Today is a “do nothing” day for me. Not really – I’ve been doing things, but they are passive things for the most part. I had to finish up a small freelance project this morning because they wanted the completed file by 3 p.m. this afternoon. While I was doing that I got some laundry started, ripped a couple books on CD to my hard drive, and packaged up two packages that had to be mailed today (one was a surprise sale from my Etsy shop which I got last night, another is something my cousin left here when she came in town to interview).
But I didn’t want to go to the pool today (especially since I got another mild sunburn hanging out at the pool yesterday). I don’t want to go to the library.
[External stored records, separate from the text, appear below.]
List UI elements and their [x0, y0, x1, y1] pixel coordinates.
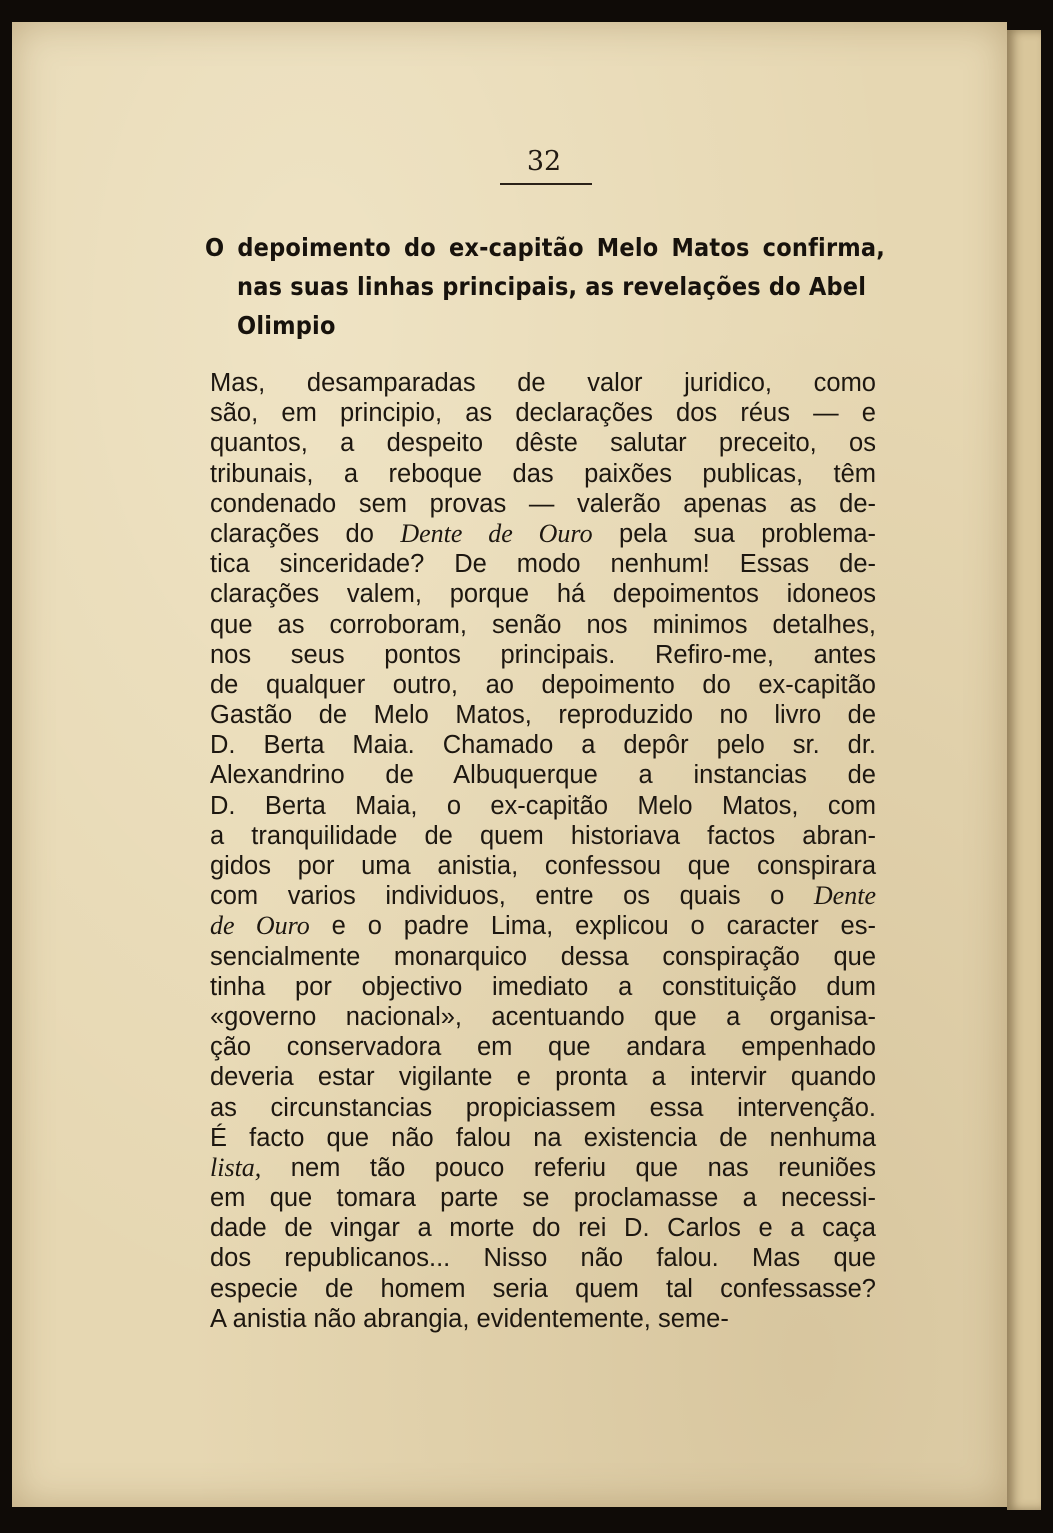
- body-line: nos seus pontos principais. Refiro-me, antes: [210, 640, 876, 669]
- italic-title: Dente: [813, 881, 876, 911]
- body-line: Mas, desamparadas de valor juridico, como: [210, 369, 876, 397]
- body-line: quantos, a despeito dêste salutar preceito, os: [210, 429, 876, 458]
- heading-line: Olimpio: [237, 311, 336, 340]
- body-line: D. Berta Maia, o ex-capitão Melo Matos, com: [210, 791, 876, 820]
- body-line: tinha por objectivo imediato a constituição dum: [210, 972, 876, 1001]
- body-line: Gastão de Melo Matos, reproduzido no livro de: [210, 701, 876, 730]
- italic-title: de Ouro: [210, 911, 310, 941]
- heading-line: nas suas linhas principais, as revelações do Abel: [237, 272, 867, 301]
- body-line: a tranquilidade de quem historiava factos abran-: [210, 821, 876, 850]
- body-line: «governo nacional», acentuando que a organisa-: [210, 1002, 876, 1031]
- body-line: É facto que não falou na existencia de nenhuma: [210, 1123, 876, 1152]
- body-line: com varios individuos, entre os quais o Dente: [210, 881, 876, 911]
- body-line: ção conservadora em que andara empenhado: [210, 1033, 876, 1062]
- body-line: D. Berta Maia. Chamado a depôr pelo sr. dr.: [210, 731, 876, 760]
- body-line: em que tomara parte se proclamasse a necessi-: [210, 1184, 876, 1213]
- facing-page-edge: [1007, 30, 1041, 1510]
- body-line: clarações do Dente de Ouro pela sua problema-: [210, 518, 876, 548]
- body-line: de Ouro e o padre Lima, explicou o caracter es-: [210, 911, 876, 941]
- body-line: especie de homem seria quem tal confessasse?: [210, 1274, 876, 1303]
- body-paragraph: [210, 368, 876, 1334]
- body-line: tribunais, a reboque das paixões publicas, têm: [210, 459, 876, 488]
- body-line: dade de vingar a morte do rei D. Carlos e a caça: [210, 1214, 876, 1243]
- body-line: tica sinceridade? De modo nenhum! Essas de-: [210, 550, 876, 579]
- body-line: gidos por uma anistia, confessou que conspirara: [210, 852, 876, 880]
- body-line: são, em principio, as declarações dos réus — e: [210, 399, 876, 428]
- page-number-rule: [500, 183, 592, 185]
- body-line: que as corroboram, senão nos minimos detalhes,: [210, 610, 876, 639]
- italic-title: lista,: [210, 1152, 262, 1182]
- heading-line: O depoimento do ex-capitão Melo Matos confirma,: [205, 233, 885, 262]
- italic-title: Dente de Ouro: [400, 518, 593, 548]
- section-heading: [205, 228, 885, 345]
- body-line: Alexandrino de Albuquerque a instancias de: [210, 761, 876, 790]
- body-line: clarações valem, porque há depoimentos idoneos: [210, 580, 876, 609]
- body-line: de qualquer outro, ao depoimento do ex-capitão: [210, 670, 876, 699]
- body-line: as circunstancias propiciassem essa intervenção.: [210, 1093, 876, 1122]
- body-line: dos republicanos... Nisso não falou. Mas que: [210, 1244, 876, 1273]
- body-line: deveria estar vigilante e pronta a intervir quando: [210, 1063, 876, 1092]
- body-line: sencialmente monarquico dessa conspiração que: [210, 942, 876, 971]
- body-line: lista, nem tão pouco referiu que nas reuniões: [210, 1152, 876, 1182]
- body-line: A anistia não abrangia, evidentemente, seme-: [210, 1304, 729, 1333]
- page-number: 32: [526, 146, 562, 177]
- body-line: condenado sem provas — valerão apenas as de-: [210, 489, 876, 518]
I don’t want to go to the grocery store. I don’t want to go outside – I want to be a hermit today as much as possible.
But these kids aren’t getting that. Oh, they were content to watch TV for a while – but that got old. So they began playing. And making messes. And pestering me for food (with all the physical activity they’ve been getting the past couple of weeks their appetites have increased exponentially). They are now “racing” up and down the stairs with a couple of their stuffed animals. The TV is off because I’m recording two movies at the same time (YAY for free premium channel weekends on DirecTV!), so they can’t watch right now.
This weekend is a busy one since it’s my 40th birthday AND Father’s Day. Denis and I have opted to go to dinner and a movie on Sunday night since we don’t have small group. But tomorrow I’m sure we’ll be out and about since it’s supposed to sunny and bright (I predict early morning pool time).
And so today I just want to hide out. Do nothing. Go nowhere. Just chill. Is that asking too much?